Le Pen’s terrible debate performance was the turning point: after that, her ratings plummeted, criticism exploded in the FN ranks, and she lost the election. The debate is still referenced by French political commentators and when, on 19 October 2017, she appeared on TV in L’Emission Politique, it brought the show its worst-ever audience figures.
So, is Le Pen finished? If the French people had been given £1 every time this question had come up in her political career, they would all pay the tax on 1M+ incomes that Macron plans to cut down.
She lost, and yet she clings on, the only candidate to her re-election as FN president, which will be held during the party’s conference in March 2018. She lost, and yet she got herself a €2,000 raise in July (which she defended by saying “I just needed €2,000 more monthly”, which, really, sums up so much about her).
In between every French election – and there isn’t one in France before 2020 – Le Pen and her party go into quiet mode after a loss, debate a bit about whether they hate migrants or the euro more, and every time, they reorganise in time for the next one.
Internally, “Marine”, the FN’s leading figure, doesn’t rally everyone anymore. In October, her coming re-election was challenged by another candidate, the FN representative in Lille, Éric Dillies – but this is the FN after all, and he was quickly told to retreat. There are talks of replacing her for the next presidential election in 2022, and discussions to change the name “National Front” into something less tainted by the Le Pen family (Marine’s father Jean-Marie, the party’s founder, was excluded in 2015). And one of her closest ally, Florian Philippot, defected in September after a very public row, to create his own movement, “The Patriots”, bringing some of Le Pen’s supporters with him.
But this time feels different, because Le Pen’s troubles have extended far beyond FN politics. The party has struggled with the authorities before – in 2011, it sold its old HQ, a €10M building nicknamed “The Liner”, to pay off debts.
Now the troubles are personal. After losing her parliamentary immunity in the European Parliament earlier this year (for tweeting photos of IS victims in 2015), Marine Le Pen was elected MP in the French National Assembly for the first time, which meant she regained an immunity. That was until the National Assembly lifted it too, in August, in the same case. She is also being investigated, like other members of the FN, in a scandal around potential “fake” jobs in the party.
In the latest blow against the struggling FN leader, Marine Le Pen has seen her bank accounts closed, first the FN’s 30-year-old accounts at the French bank Société Générale on 21 November, and then a personal account she has had for 25 years at HSBC, on 22 November. She has called the move a “banking persecution” before threatening to sue both banks. (Société Générale has declared that the closures had nothing to do with politics and were purely banking-related).

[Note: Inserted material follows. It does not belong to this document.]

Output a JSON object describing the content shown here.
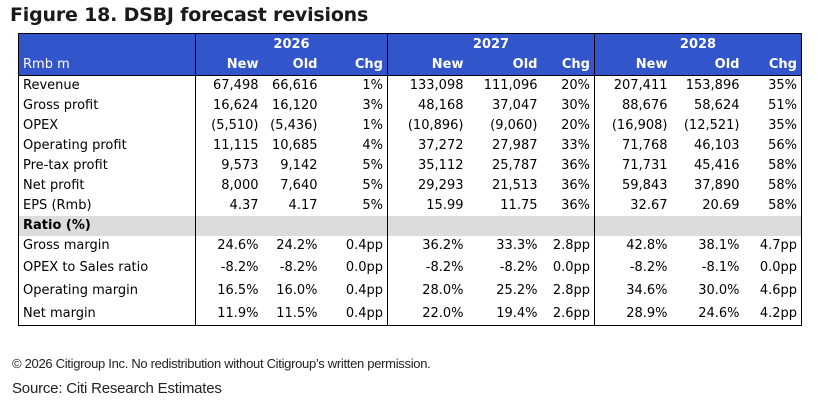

Just like Emmanuel Macron’s movement-turned-party La République en Marche, the FN almost exclusively resolves around Marine Le Pen. That since 3 May, each of her trials to come back as the respected and rallying leader “Marine” have failed, show the extent of the deep crises within her party. But FN members know too well that no one else – at least for now – could replace her, and so she stays on, hoping for relevance as she hasn’t managed to impose herself as Macron’s main challenger.
As little an opposition the FN is offering at the moment, Macron’s ruling party has yet to find an answer for far-right voters. It’s unlikely its liberal reforms, said to hit the poor the hardest, will help.
On 7 May 2017, 33.9 per cent of French voters chose Le Pen. Whether or not she is, they will still be there in 2022.